Tanzania pilots failed to heed warnings before crash: govt
(FILES) Soldiers carry the casket of a victim, after a passenger plane plunged into Lake Victoria, at the Kaitaba Stadium in Bukoba on November 7, 2022, during a ceremony to hand over the bodies of the victims to their families. Grieving Tanzanians paid emotional tribute on November 7, 2022 to 19 people killed when a passenger plane plunged into Lake Victoria in the country's deadliest air crash in decades.
The Precision Air flight from the financial capital Dar es Salaam crashed on November 6, 2022 while trying to land in the northwestern city of Bukoba.
Bad weather was blamed for the accident.
(Photo by SITIDE PROTASE / AFP)
(AFP) - Tanzanian authorities said Thursday that the pilots who flew a Precision Air plane which crashed into Lake Victoria last November failed to heed warnings from an automatic "pull up" alarm system.
Nineteen people died when the plane plunged into Africa's largest lake on November 6 last year, with police blaming bad weather for Tanzania's worst aviation accident in decades.
President Samia Suluhu Hassan promised a formal investigation into the disaster as anger erupted over the government's handling of the rescue effort.
In the second preliminary report to be published since the accident, the transport ministry said Thursday that an enhanced ground proximity warning system (EGPWS) issued three alerts "about the excessively high descent rate".
"The warning was not followed by corrective action of the flight crew," the ministry's aircraft accident and incident investigation branch said.
"Instead, the flight crew pushed the control column into a nose down position."
The EGPWS alerts the cockpit if a plane is in danger of flying into the ground or hitting something.
The report said the pilots were flying in bad weather and in conditions marked by poor visibility, which "may have contributed to the failure to react to terrain warnings during the final approach."
"This type of weather is common around the Bukoba airport and is well known to pilots," it said, adding that the aircraft circled for about 20 minutes before its descent.

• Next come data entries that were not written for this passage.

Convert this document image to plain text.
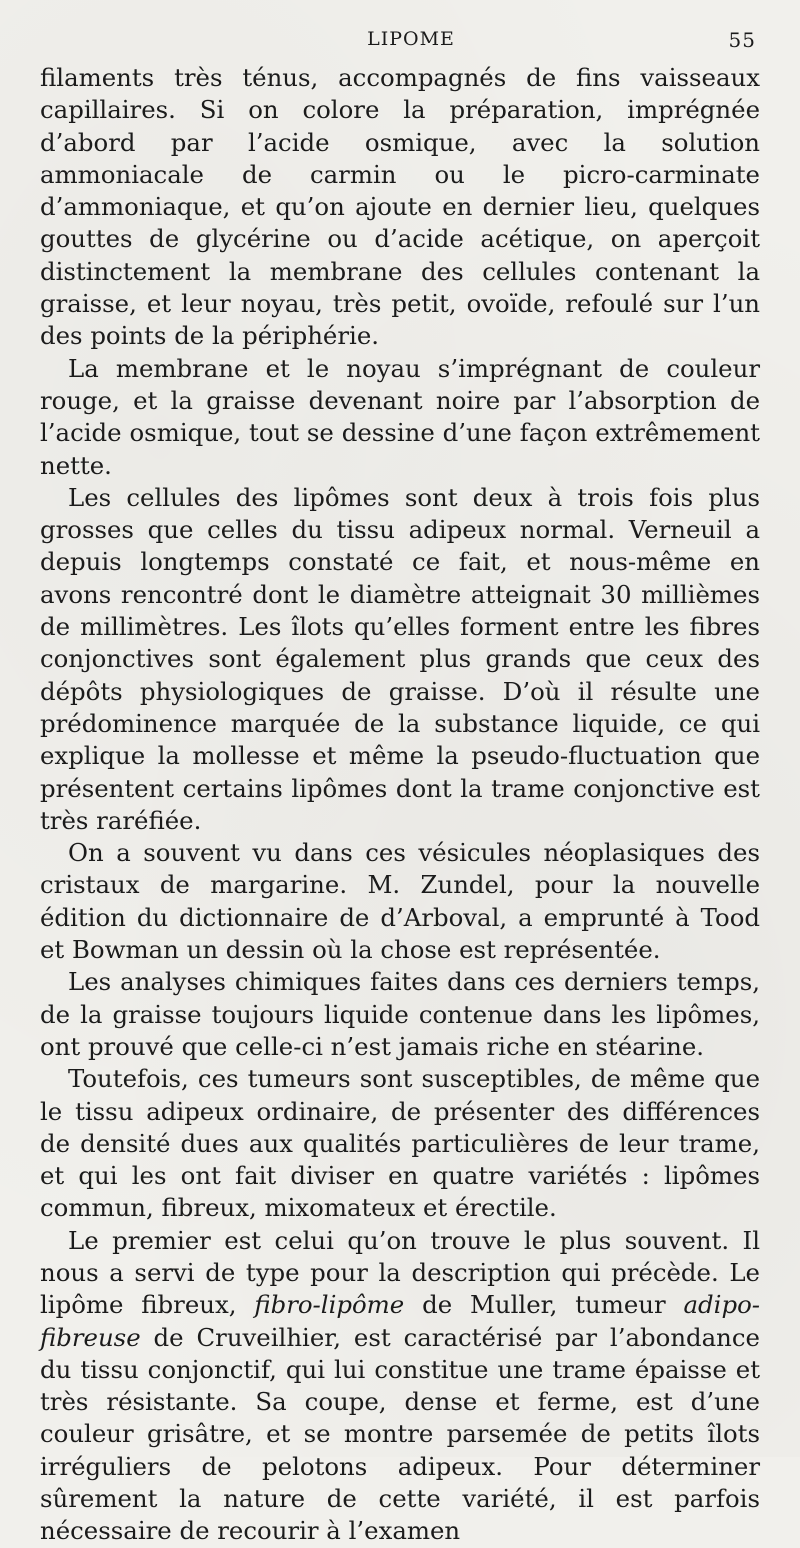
LIPOME	55

filaments très ténus, accompagnés de fins vaisseaux capillaires. Si on colore la préparation, imprégnée d’abord par l’acide osmique, avec la solution ammoniacale de carmin ou le picro-carminate d’ammoniaque, et qu’on ajoute en dernier lieu, quelques gouttes de glycérine ou d’acide acétique, on aperçoit distinctement la membrane des cellules contenant la graisse, et leur noyau, très petit, ovoïde, refoulé sur l’un des points de la périphérie.

La membrane et le noyau s’imprégnant de couleur rouge, et la graisse devenant noire par l’absorption de l’acide osmique, tout se dessine d’une façon extrêmement nette.

Les cellules des lipômes sont deux à trois fois plus grosses que celles du tissu adipeux normal. Verneuil a depuis longtemps constaté ce fait, et nous-même en avons rencontré dont le diamètre atteignait 30 millièmes de millimètres. Les îlots qu’elles forment entre les fibres conjonctives sont également plus grands que ceux des dépôts physiologiques de graisse. D’où il résulte une prédominence marquée de la substance liquide, ce qui explique la mollesse et même la pseudo-fluctuation que présentent certains lipômes dont la trame conjonctive est très raréfiée.

On a souvent vu dans ces vésicules néoplasiques des cristaux de margarine. M. Zundel, pour la nouvelle édition du dictionnaire de d’Arboval, a emprunté à Tood et Bowman un dessin où la chose est représentée.

Les analyses chimiques faites dans ces derniers temps, de la graisse toujours liquide contenue dans les lipômes, ont prouvé que celle-ci n’est jamais riche en stéarine.

Toutefois, ces tumeurs sont susceptibles, de même que le tissu adipeux ordinaire, de présenter des différences de densité dues aux qualités particulières de leur trame, et qui les ont fait diviser en quatre variétés : lipômes commun, fibreux, mixomateux et érectile.

Le premier est celui qu’on trouve le plus souvent. Il nous a servi de type pour la description qui précède. Le lipôme fibreux, fibro-lipôme de Muller, tumeur adipo-fibreuse de Cruveilhier, est caractérisé par l’abondance du tissu conjonctif, qui lui constitue une trame épaisse et très résistante. Sa coupe, dense et ferme, est d’une couleur grisâtre, et se montre parsemée de petits îlots irréguliers de pelotons adipeux. Pour déterminer sûrement la nature de cette variété, il est parfois nécessaire de recourir à l’examen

An earlier report published by the ministry soon after the accident said the rescue effort was too slow, and that more passengers would likely have survived had emergency workers been better prepared and equipped to carry out their duties.
Fishermen, who were the first to arrive on the scene, used canoes to pluck people to safety after a crew member unlocked a rear door, allowing survivors to get out.
But most of the victims were in the submerged front of the plane, while the two pilots were unable to escape the cockpit.
Investigators said the cause of the crash was still being probed.
Precision Air, which is partly owned by Kenya Airways, said 39 passengers and four crew members were on board flight PW 494 from financial capital Dar es Salaam to the northwestern city of Bukoba.